“公子到底有何想法,现在也该告知,难不成我等还真的要回国不成?!”
行走了一段距离之后,鲍叔牙忍住不开口。发生这样的事情,他的心情一点都不美好。
王庆回头看看,见后面没有君子措等人派遣的兵卒相跟,两军已经看不到了,就开口道:“自然会告知中将军。
高国二君子,早已心存对战鲁军之意,强行留在军中,只会发生内讧,而于战力无补,既然如此,何不趁机与他们分开?”
鲍叔牙皱眉道:“长勺之地,地势不利我师,高国二君子虽骄狂,然其手下军士却为我齐国好好男儿,明知将败而不救,于国于家,于情于理都说不过,这颗心会不安!”
他说着拍拍自己的胸膛。
王庆苦笑道:“先前之事,中将军还未看清?怎么可能令的他们回心转意?
既然他们一意孤行,自愿领败,那就遂他们去,刚好我们可以趁机做些安排,将战局扳回来!不然我等奉命出师,一仗不打,亦或者是打一场败仗,如何向齐国臣民交代!”
听得王庆说不是就此离开,鲍叔牙也平静了不少,思索一会儿没有头绪,皱眉问道:“如今我只剩下三百五十乘,与你桃花师五百单骑,若是与高国二君子合兵一处,尚有战胜之可能。
如今分兵本就势弱,而且还要打鲁国战胜之师,如何能够抵挡?”
王庆笑道:“高国二君子战败已是预料之事,战败之后,鲁国为扩大战果必定会追赶。
公令将领率领三百五十乘埋伏必经之路两侧,待到溃兵过去,鲁军到来之时伏兵尽起,出其不意之下,鲁军难以抵挡。
而高国二君子,如果不是太傻,见到此景,必定也会收拢溃军往回掩杀。
长勺之地地形虽不利于战车,但于我桃花师无碍,我带领桃花师军卒,绕道前往长勺之地趁机来到鲁国军后,待到其冲杀之时,引伏兵起,与中将军一起杀敌。
到时鲁军前后左右四面受敌,焉有不败之理!”
“此策神妙!只是不符合堂堂之师行径!
也罢!事已至此,也就不能考虑太多,一切按公子你所言行事!”
鲍叔牙眼中有了神采,他本就是一个领兵将领,虽然一时间气急,想不到此策,却能够判断出一个计谋能不能成。

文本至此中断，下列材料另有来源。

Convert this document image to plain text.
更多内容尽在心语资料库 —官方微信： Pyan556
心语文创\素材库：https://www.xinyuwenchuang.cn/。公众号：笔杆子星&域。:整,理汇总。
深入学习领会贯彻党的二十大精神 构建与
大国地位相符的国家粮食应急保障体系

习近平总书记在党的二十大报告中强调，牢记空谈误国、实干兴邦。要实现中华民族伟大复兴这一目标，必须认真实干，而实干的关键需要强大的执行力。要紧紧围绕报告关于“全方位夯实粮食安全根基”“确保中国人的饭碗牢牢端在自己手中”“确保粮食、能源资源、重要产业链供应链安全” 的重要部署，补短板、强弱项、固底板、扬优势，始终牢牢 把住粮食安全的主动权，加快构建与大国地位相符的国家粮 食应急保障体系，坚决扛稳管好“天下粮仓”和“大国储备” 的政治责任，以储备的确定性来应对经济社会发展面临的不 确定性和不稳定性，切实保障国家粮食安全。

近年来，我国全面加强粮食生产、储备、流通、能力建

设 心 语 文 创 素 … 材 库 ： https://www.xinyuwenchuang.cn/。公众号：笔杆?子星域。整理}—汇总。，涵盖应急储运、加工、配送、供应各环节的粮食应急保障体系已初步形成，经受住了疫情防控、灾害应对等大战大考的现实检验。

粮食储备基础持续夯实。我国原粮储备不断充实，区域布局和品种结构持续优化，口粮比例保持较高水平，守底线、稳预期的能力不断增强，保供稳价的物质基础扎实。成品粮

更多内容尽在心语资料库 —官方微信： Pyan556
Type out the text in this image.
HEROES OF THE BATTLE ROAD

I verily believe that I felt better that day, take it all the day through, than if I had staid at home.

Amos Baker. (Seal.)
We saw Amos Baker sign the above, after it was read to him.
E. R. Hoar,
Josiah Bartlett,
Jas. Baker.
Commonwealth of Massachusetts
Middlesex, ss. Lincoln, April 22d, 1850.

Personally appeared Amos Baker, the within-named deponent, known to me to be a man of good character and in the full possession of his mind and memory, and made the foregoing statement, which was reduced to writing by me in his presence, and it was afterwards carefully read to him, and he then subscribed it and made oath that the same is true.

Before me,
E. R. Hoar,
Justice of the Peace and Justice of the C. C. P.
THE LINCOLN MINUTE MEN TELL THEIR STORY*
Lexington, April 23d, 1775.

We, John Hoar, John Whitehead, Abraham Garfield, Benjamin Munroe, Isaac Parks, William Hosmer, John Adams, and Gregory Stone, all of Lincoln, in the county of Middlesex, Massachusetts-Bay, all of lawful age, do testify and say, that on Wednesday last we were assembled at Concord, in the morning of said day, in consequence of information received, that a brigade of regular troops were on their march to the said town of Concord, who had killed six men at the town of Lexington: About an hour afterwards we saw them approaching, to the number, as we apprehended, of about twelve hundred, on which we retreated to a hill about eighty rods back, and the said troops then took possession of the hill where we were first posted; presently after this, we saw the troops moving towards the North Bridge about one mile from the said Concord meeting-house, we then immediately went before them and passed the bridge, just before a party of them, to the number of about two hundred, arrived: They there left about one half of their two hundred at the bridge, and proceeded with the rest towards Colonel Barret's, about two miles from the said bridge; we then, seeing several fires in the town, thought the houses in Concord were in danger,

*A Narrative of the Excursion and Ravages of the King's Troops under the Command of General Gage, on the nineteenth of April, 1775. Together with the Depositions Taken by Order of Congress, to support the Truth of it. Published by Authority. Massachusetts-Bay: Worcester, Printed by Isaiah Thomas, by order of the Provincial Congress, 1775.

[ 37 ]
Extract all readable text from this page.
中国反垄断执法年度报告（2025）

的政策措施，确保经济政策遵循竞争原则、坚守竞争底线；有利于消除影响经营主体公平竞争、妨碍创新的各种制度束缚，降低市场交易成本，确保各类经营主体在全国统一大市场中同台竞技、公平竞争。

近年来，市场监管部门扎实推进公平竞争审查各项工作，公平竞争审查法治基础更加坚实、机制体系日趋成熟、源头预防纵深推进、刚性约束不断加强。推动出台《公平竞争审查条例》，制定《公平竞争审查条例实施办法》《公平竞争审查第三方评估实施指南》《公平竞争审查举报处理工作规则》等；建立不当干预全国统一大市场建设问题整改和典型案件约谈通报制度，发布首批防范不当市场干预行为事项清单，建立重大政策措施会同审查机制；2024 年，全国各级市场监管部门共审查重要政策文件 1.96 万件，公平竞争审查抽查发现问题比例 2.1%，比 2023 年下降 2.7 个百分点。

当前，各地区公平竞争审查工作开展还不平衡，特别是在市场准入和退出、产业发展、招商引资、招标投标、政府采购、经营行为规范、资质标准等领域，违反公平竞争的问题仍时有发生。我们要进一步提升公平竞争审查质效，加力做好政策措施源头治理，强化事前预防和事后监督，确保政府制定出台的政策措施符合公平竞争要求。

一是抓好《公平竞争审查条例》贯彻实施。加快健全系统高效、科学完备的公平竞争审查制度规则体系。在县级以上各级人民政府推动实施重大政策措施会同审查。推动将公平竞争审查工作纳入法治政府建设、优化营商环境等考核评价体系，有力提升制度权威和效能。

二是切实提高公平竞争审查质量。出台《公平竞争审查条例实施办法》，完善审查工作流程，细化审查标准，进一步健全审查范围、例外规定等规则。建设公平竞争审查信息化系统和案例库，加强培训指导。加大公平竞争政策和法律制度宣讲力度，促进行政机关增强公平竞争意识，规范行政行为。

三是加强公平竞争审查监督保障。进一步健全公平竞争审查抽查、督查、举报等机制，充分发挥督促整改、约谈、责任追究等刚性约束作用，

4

王庆所言,如不出意外,十有八九就会成功,伏兵起时,纵然不能打败鲁国,但扳回局势还是可以的。
“我这就去安排!免得下方军卒心中不满!”
“中将军暂且停下!”
王庆连忙拦住想要离开的鲍叔牙。
今日接连发生的事情实在太多,变故频起,令的鲍叔牙这样一个极为聪明之人,此时也不免乱了方寸。
“还有何事?”
“此时还不能告诉将士,我们还要往回走?”
“往回走?奥,是了!接着往回走!”鲍叔牙恍然大悟。看向王庆有感慨之色。
……
“中将军不是已经回国,缘何又至此地,与我等必败之人为伍?”
君子婴见到带着两乘前来鲍叔牙意外之余,不阴不阳的说着话。
“缘何只有中将军前来?而不见三百五十乘?”公子无诡在战场上踮起脚往后看,确认没有兵卒前来之后,有些疑惑出声。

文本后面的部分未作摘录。